Если восприятие не получит своего разрешения в действии (если не дать свободного хода возникающей реакции), то и само восприятие затормозится, угаснет. Если же действие не будет подкрепляться восприятием, постоянно, вновь и вновь возвращаясь к нему, питаясь им, то такое действие перестанет быть естественной реакцией, а превратится лишь в бледный отголосок далекого, давно угасшего восприятия и будет все дальше и дальше уходить от живой, полнокровной правды, становясь искусственным, нарочитым, фальшивым.

Практическое преимущество действия, и особенно физического действия, разве только в том, что оно легче и надежнее способно пробудить ощутительное восприятие, а за ним и физиологичность.

Пренебрегать этим преимуществом, конечно, не следует. Только не надо делать выводы, что в творчестве актера главное — активное действие и вообще активность.

Требование активности возникло в режиссуре как способ борьбы с инертностью актера. Рассеянный и вялый актер, не считающийся ни с какими обстоятельствами роли, под влиянием требования «будьте активнее» — просыпался, подтягивался. От этого начинал лучше видеть, воспринимать, пробуждалась его творческая жизнь. Отсюда делались выводы: на сцене нужно быть активным, надо иметь задачу, надо действовать и пр. и пр. Активность стала своего рода принципом.

А это повело к тому, что истоки творчества стали искать совсем не там, где они есть на самом деле. Требование активности часто воспринималось актером, как требование нажима, подталкивания. Стремясь к активности, он только более грубо и прямолинейно проводил выполнение своих «задач» и «действий» и совсем закрывал для себя главное: живое восприятие. А значит, и живую реакцию: ведь между восприятием и реакцией существует полное гармоническое единство.

Станиславский всегда утверждал, что одна из главных задач, преследуемых «системой», заключается в естественном возбуждении творчества органической природы с ее подсознанием.

Так он и поступал на практике: давал задачу или действие, но тут же подсказывал и обстоятельства, то есть начинал с формальной активности, а следом за этим наводил на восприятие.

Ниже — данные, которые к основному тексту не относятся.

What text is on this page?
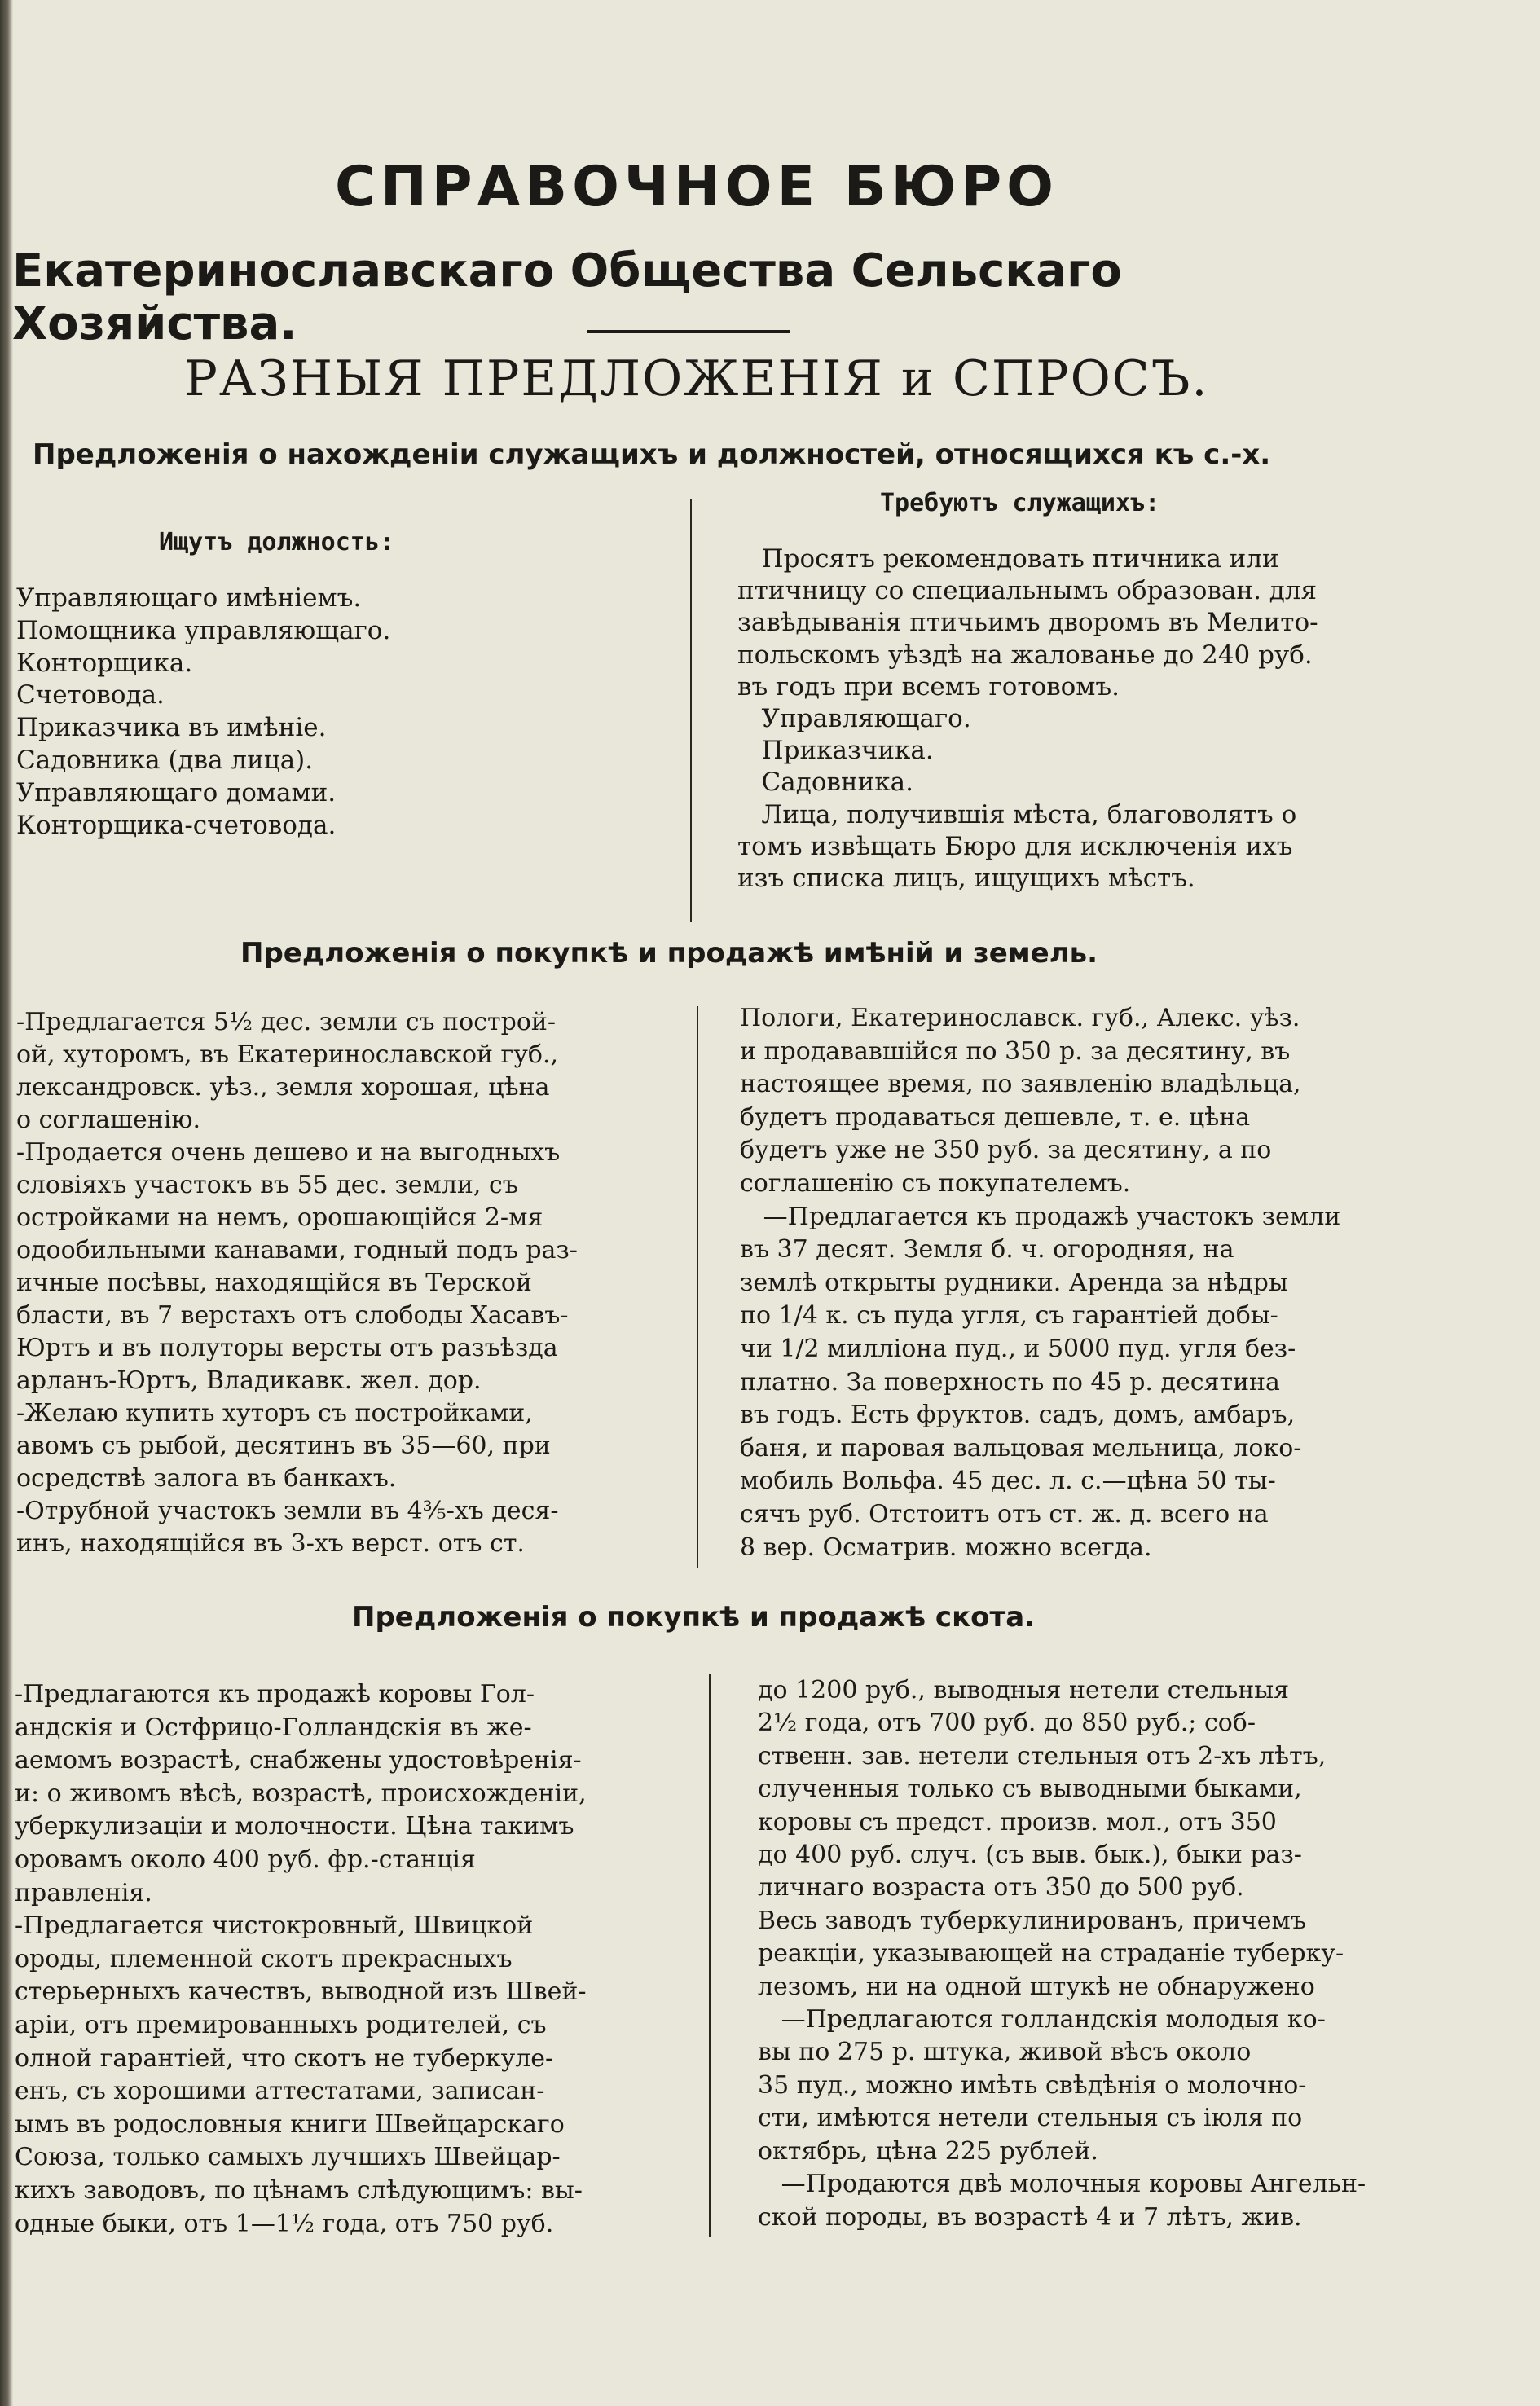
СПРАВОЧНОЕ БЮРО
Екатеринославскаго Общества Сельскаго Хозяйства.
РАЗНЫЯ ПРЕДЛОЖЕНІЯ и СПРОСЪ.
Предложенія о нахожденіи служащихъ и должностей, относящихся къ с.-х.
Ищутъ должность:
Требуютъ служащихъ:

Управляющаго имѣніемъ.

Помощника управляющаго.

Конторщика.

Счетовода.

Приказчика въ имѣніе.

Садовника (два лица).

Управляющаго домами.

Конторщика-счетовода.

Просятъ рекомендовать птичника или

птичницу со специальнымъ образован. для

завѣдыванія птичьимъ дворомъ въ Мелито-

польскомъ уѣздѣ на жалованье до 240 руб.

въ годъ при всемъ готовомъ.

Управляющаго.

Приказчика.

Садовника.

Лица, получившія мѣста, благоволятъ о

томъ извѣщать Бюро для исключенія ихъ

изъ списка лицъ, ищущихъ мѣстъ.

Предложенія о покупкѣ и продажѣ имѣній и земель.

-Предлагается 5½ дес. земли съ построй-

ой, хуторомъ, въ Екатеринославской губ.,

лександровск. уѣз., земля хорошая, цѣна

о соглашенію.

-Продается очень дешево и на выгодныхъ

словіяхъ участокъ въ 55 дес. земли, съ

остройками на немъ, орошающійся 2-мя

одообильными канавами, годный подъ раз-

ичные посѣвы, находящійся въ Терской

бласти, въ 7 верстахъ отъ слободы Хасавъ-

Юртъ и въ полуторы версты отъ разъѣзда

арланъ-Юртъ, Владикавк. жел. дор.

-Желаю купить хуторъ съ постройками,

авомъ съ рыбой, десятинъ въ 35—60, при

осредствѣ залога въ банкахъ.

-Отрубной участокъ земли въ 4⅗-хъ деся-

инъ, находящійся въ 3-хъ верст. отъ ст.

Пологи, Екатеринославск. губ., Алекс. уѣз.

и продававшійся по 350 р. за десятину, въ

настоящее время, по заявленію владѣльца,

будетъ продаваться дешевле, т. е. цѣна

будетъ уже не 350 руб. за десятину, а по

соглашенію съ покупателемъ.

—Предлагается къ продажѣ участокъ земли

въ 37 десят. Земля б. ч. огородняя, на

землѣ открыты рудники. Аренда за нѣдры

по 1/4 к. съ пуда угля, съ гарантіей добы-

чи 1/2 милліона пуд., и 5000 пуд. угля без-

платно. За поверхность по 45 р. десятина

въ годъ. Есть фруктов. садъ, домъ, амбаръ,

баня, и паровая вальцовая мельница, локо-

мобиль Вольфа. 45 дес. л. с.—цѣна 50 ты-

сячъ руб. Отстоитъ отъ ст. ж. д. всего на

8 вер. Осматрив. можно всегда.

Предложенія о покупкѣ и продажѣ скота.

-Предлагаются къ продажѣ коровы Гол-

андскія и Остфрицо-Голландскія въ же-

аемомъ возрастѣ, снабжены удостовѣренія-

и: о живомъ вѣсѣ, возрастѣ, происхожденіи,

уберкулизаціи и молочности. Цѣна такимъ

оровамъ около 400 руб. фр.-станція

правленія.

-Предлагается чистокровный, Швицкой

ороды, племенной скотъ прекрасныхъ

стерьерныхъ качествъ, выводной изъ Швей-

аріи, отъ премированныхъ родителей, съ

олной гарантіей, что скотъ не туберкуле-

енъ, съ хорошими аттестатами, записан-

ымъ въ родословныя книги Швейцарскаго

Союза, только самыхъ лучшихъ Швейцар-

кихъ заводовъ, по цѣнамъ слѣдующимъ: вы-

одные быки, отъ 1—1½ года, отъ 750 руб.

до 1200 руб., выводныя нетели стельныя

2½ года, отъ 700 руб. до 850 руб.; соб-

ственн. зав. нетели стельныя отъ 2-хъ лѣтъ,

слученныя только съ выводными быками,

коровы съ предст. произв. мол., отъ 350

до 400 руб. случ. (съ выв. бык.), быки раз-

личнаго возраста отъ 350 до 500 руб.

Весь заводъ туберкулинированъ, причемъ

реакціи, указывающей на страданіе туберку-

лезомъ, ни на одной штукѣ не обнаружено

—Предлагаются голландскія молодыя ко-

вы по 275 р. штука, живой вѣсъ около

35 пуд., можно имѣть свѣдѣнія о молочно-

сти, имѣются нетели стельныя съ іюля по

октябрь, цѣна 225 рублей.

—Продаются двѣ молочныя коровы Ангельн-

ской породы, въ возрастѣ 4 и 7 лѣтъ, жив.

И теперь, когда обстоятельства начинали действовать на актера (он их до сих пор совсем и не замечал),— возникало верное поведение.

Но если актер воспитан на том, чтобы прежде всего быть «активным», «действовать», «выполнять задачу»,— он очень скоро уходит от верного самочувствия и переходит на свой обычный способ поведения на сцене, когда восприятие привычно заторможено и все проявления возникают не как естественная реакция, а только потому, что так надо, так решено, так задумано.